Według agencji AFP szef francuskiej dyplomacji Jean-Yves Le Drian przyznał, że pojawiają się „czasami poważne luki" w polityce UE w zakresie szczepień, ale ubolewał nad „pokusą secesji". Na własną rękę szczepionek poza Unią szukają też Węgry, Czechy i Słowacja, które zamawiają dostawy z Rosji lub Chin.
– Zaufanie do szczepień i ogólnej strategii UE wobec Covid-19 spada i będzie dalej spadać. Nic dziwnego, że kraje starają się zapewnić dodatkowe szczepionki od stron trzecich, aby ratować życie. Jeśli te szczepionki są zabezpieczone od dostawców, których UE nie wykorzystuje, nie odbywa się to kosztem innych krajów UE – mówi „Rzeczpospolitej" Guntram Wolff, dyrektor think tanku Bruegel. Jego niepokój budzi jednak fakt, że mogą istnieć polityczne umowy poboczne, które podważają spójność UE. – Kupując chińską szczepionkę, być może nie płacisz tylko ceny, ale angażujesz się w określone działania polityczne – uważa Wolff.
Bunt małych
Nieoficjalnie krytycy tych państw zauważają, że umów na własną rękę szukają państwa, które najbardziej skorzystały na wspólnej polityce zakupowej. To małe kraje, które nigdy nie miałyby takiej siły przetargowej w negocjacjach z koncernami farmaceutycznymi, jak np. Niemcy czy Francja.

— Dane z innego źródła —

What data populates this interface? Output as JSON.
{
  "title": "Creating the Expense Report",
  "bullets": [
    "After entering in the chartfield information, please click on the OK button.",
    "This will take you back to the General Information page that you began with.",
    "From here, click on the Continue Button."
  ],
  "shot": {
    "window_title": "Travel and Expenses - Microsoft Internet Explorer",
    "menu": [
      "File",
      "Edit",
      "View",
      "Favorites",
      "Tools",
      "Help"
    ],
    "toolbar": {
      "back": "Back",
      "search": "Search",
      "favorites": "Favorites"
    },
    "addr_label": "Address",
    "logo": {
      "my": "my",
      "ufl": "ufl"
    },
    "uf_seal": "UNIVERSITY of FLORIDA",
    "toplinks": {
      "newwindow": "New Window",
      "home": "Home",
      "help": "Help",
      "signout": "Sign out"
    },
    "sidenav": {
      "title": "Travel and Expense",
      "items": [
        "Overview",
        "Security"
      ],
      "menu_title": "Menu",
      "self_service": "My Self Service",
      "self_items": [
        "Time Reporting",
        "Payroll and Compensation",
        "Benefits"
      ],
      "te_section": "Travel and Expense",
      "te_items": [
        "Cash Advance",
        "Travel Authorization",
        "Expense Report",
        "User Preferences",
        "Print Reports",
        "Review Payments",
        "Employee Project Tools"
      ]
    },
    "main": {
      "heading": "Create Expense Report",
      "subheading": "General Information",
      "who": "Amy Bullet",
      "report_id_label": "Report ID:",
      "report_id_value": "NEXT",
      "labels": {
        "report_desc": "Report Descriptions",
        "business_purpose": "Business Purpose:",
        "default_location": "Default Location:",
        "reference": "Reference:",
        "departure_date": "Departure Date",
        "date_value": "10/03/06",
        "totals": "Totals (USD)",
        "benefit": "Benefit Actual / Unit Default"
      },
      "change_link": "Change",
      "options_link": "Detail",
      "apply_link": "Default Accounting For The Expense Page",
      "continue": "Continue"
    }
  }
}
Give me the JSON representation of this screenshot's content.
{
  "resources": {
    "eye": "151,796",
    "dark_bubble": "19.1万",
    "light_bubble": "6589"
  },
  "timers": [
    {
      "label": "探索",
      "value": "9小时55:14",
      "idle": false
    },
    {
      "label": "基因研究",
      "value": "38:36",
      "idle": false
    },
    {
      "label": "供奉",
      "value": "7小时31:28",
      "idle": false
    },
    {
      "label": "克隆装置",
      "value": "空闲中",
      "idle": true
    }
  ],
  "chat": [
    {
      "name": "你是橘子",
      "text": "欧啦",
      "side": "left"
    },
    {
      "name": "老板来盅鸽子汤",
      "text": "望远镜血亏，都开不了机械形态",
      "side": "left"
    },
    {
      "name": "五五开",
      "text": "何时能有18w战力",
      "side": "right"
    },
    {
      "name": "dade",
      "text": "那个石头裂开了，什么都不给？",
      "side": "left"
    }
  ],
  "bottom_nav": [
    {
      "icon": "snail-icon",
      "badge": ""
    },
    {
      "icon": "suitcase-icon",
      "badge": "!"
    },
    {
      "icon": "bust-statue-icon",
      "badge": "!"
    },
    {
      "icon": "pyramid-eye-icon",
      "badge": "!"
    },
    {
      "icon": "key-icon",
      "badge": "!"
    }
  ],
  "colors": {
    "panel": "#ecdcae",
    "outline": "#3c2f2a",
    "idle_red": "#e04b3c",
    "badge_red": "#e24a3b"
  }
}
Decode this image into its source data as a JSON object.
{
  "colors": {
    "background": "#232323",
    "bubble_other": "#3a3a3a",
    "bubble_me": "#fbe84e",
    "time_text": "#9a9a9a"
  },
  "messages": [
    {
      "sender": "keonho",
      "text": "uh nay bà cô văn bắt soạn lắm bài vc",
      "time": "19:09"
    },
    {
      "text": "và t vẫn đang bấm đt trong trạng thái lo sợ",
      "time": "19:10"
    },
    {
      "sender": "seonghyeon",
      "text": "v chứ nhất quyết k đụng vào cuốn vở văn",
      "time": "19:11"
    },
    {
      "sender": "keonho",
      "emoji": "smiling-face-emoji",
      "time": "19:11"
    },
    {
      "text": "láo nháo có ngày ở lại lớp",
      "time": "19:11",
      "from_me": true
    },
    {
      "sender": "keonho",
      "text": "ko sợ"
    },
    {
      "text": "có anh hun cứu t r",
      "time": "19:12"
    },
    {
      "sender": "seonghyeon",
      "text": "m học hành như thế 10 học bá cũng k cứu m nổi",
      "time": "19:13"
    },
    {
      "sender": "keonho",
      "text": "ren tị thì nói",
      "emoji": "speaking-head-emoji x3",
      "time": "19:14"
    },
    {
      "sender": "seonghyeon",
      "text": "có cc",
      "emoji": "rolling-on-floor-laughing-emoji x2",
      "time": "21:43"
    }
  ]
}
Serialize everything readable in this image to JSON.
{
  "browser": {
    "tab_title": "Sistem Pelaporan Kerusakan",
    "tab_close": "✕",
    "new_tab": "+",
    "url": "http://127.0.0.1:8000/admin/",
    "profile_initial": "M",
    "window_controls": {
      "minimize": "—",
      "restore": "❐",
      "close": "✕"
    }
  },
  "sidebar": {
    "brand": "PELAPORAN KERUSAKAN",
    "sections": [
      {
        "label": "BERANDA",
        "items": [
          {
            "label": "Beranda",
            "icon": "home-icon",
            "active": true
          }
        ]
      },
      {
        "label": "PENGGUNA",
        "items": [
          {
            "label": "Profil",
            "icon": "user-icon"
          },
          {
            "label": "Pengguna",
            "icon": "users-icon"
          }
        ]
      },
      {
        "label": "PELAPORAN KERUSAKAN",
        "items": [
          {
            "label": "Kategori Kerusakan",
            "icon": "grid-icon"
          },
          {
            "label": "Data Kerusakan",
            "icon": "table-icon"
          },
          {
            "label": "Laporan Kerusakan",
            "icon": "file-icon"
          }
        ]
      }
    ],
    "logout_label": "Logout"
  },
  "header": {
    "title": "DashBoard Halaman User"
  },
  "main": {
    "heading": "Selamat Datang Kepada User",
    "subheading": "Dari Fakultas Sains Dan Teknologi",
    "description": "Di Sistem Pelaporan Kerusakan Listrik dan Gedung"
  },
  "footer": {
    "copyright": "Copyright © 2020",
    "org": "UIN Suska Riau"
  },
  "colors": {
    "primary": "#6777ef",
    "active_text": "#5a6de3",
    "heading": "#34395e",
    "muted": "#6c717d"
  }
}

Wiadomo też, że państwa naszego regionu początkowo miały dużo wątpliwości odnośnie proponowanych przez Brukselę znaczących zakupów wakcyny typu mRNA: uważały ją za zbyt ryzykowną, bo opartą na nowej technologii, i zbyt drogą. Pojawiały się nawet zarzuty, że taka szczepionka jest forsowana przez bogate kraje UE, na których terenie znajdują się zakłady koncernów farmaceutycznych.
Znacznie większą nadzieję pokładano w firmie AstraZeneca i jej szczepionce – taniej i tradycyjnej. Ostatecznie okazało się, że producenci szczepionki typu mRNA (BioNTech/Pfizer i Moderna) byli najszybsi i – w przeciwieństwie do koncernu AstraZeneca – dotrzymują zobowiązań. Teraz państwa Grupy Wyszehradzkiej kupują już lub zastanawiają się nad kupnem szczepionek z Rosji lub Chin (jak Polska), ale jednocześnie Czechy i Słowacja odwołują się do solidarności unijnej, gdy chodzi o ratunek w kryzysowej sytuacji nieopanowanej pandemii. UE zgodziła się na przekazanie tym krajom wszystkich dawek, które BioNTech/Pfizer wyprodukował w marcu szybciej, czyli ponad to, co było przewidziane w uzgodnionym harmonogramie.
Z kolei Dania maksymalnie wykorzystuje dostawy w ramach unijnej umowy i skupuje dawki od tych, którzy z nich rezygnowali ze względu na zbyt wysoką cenę lub w nadziei na szybkie pojawienie się tańszych szczepionek.